Cash and mortgage transactions are converging; the Western Cape now attracts more cash than mortgage transactions

We use data from the Deeds Registry for all registered property transactions in South Africa, both cash and mortgage transactions; we then estimate the volume of property transactions in South Africa.

According to our estimates, property transactions in Q4:16 were at a low last seen in Q1:10, and were also 48% below the peak of Q1:07. This is not surprising given high interest rates and the soft labour market. Moreover, given low consumer confidence, households have been wary of financial commitments such as purchasing a house.

The number of cash and mortgage transactions is converging amid tighter credit conditions post-GFC (Global Financial Crisis). Data suggests that the share of cash transactions increased significantly from around 20% in 2006/07 (before the global financial crisis) to around 40% in 2009 (post-GFC); and then slipped to around 36% by Q3:11 before rising again. By Q4:16, we estimate that cash transactions had risen to 46% of residential property transactions, the highest since Q3:02 (Figure 1).

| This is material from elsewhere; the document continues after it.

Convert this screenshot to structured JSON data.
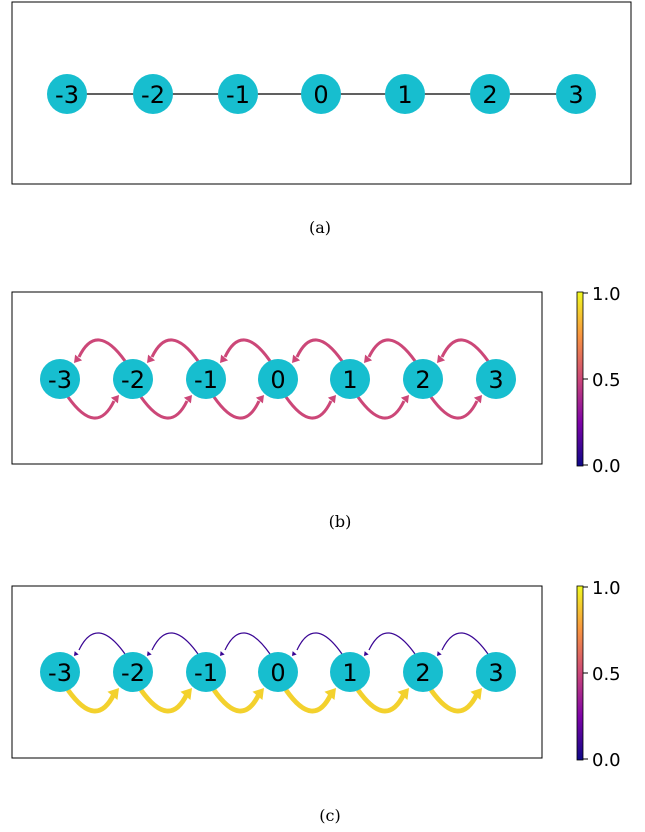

The sharp increase in the share of cash purchases in 2008 and 2009 was a function of mortgage transactions declining sharply rather than the number of cash transactions increasing. Likewise, mortgage transactions have fallen faster than cash transactions, particularly between Q4:15 and Q4:16, with mortgage transactions declining by 24.5% versus a 20% decline in cash transactions in the same period. This reflects adverse labour market conditions and tighter credit conditions, which limits the number of people able to access a mortgage; fewer such constraints apply to cash buyers. This situation echoes that of the financial crisis. We do not, however, expect a similar nominal decline in house prices as was experienced during the financial crisis. But we expect that the tight lending standards currently applied by lenders will hinder robust growth in property prices.

Data shows that the median purchase price paid by cash buyers has been lower than that of mortgaged counterparts since around Q3:02. In Q1:17, we estimate that the median purchase price paid by cash buyers was 24% lower than that paid by mortgaged buyers. Further, cash buyers buy relatively bigger properties, at a lower median price per square metre. In Q1:17, the price per square metre differential between cash and mortgage transactions was 32%.

Cash buyers are usually in a better bargaining position, and also, sellers may be more amenable to offering a discount to cash buyers in trying to expedite a transaction. This is also more likely when a property has been on the market for a long time. Related to this, cash buyers likely have more time to look around for bargains, which may include distressed sales. All of this can lead to higher price volatility in cash transactions.

In absolute terms, both mortgage and cash transactions are falling. We expect a meaningful recovery in household credit extension only in H1:18, which should support purchasing activity, particularly mortgaged-backed purchases.

A regional perspective

Gauteng has the most property transactions at 42% of all transactions in 2016, followed by the Western Cape with 25%, KZN with 11.5%, and Eastern Cape with 6%. After the surge in house prices in the Western Cape, the volume of transactions has risen significantly, to 25%  in 2016, from 19.5% in 2008, possibly as buyers chase yields. The rest of the provinces (Free State; Limpopo; Mpumalanga; North West; Northern Cape) in 2016 accounted for a combined 13% of all property transactions in SA (roughly 2% could not be allocated definitively) (Figure 3).

In contrast, data from BMR shows that these provinces (Free State; Limpopo; Mpumalanga; North West; Northern Cape) accounted for approximately 23% of household disposable income in 2016 i.e. close to double the share of property transactions (Figure 4). This implies that while people derive a decent income in these provinces, they prefer houses in urban provinces such as Gauteng and the Western Cape.

The proportion of cash transactions is increasing across all the major provinces mainly as a function of declining mortgages rather than an increasing number of cash transactions. This reflects tighter domestic credit conditions. Of the cash transactions, Gauteng accounts for 34%, Western Cape accounts for 31% (Figure 5). However, Western Cape now has more cash than mortgage transactions, with cash transactions accounting for 56% of all transactions (Figure 6). The Western Cape now attracts more affluent buyers who can buy property cash, as opposed to middle-income buyers who rely on mortgage financing.

The benign SA economy is impinging on purchasing activity. In absolute terms, both mortgage and cash transactions are falling. Mortgages, however, are falling faster than cash transactions, reflecting the impact of adverse labour market conditions and the tightening of credit conditions; fewer such constraints apply to cash buyers. We expect a meaningful recovery in household credit extension only in H1:18, which should support purchasing activity, particularly mortgage-backed purchases.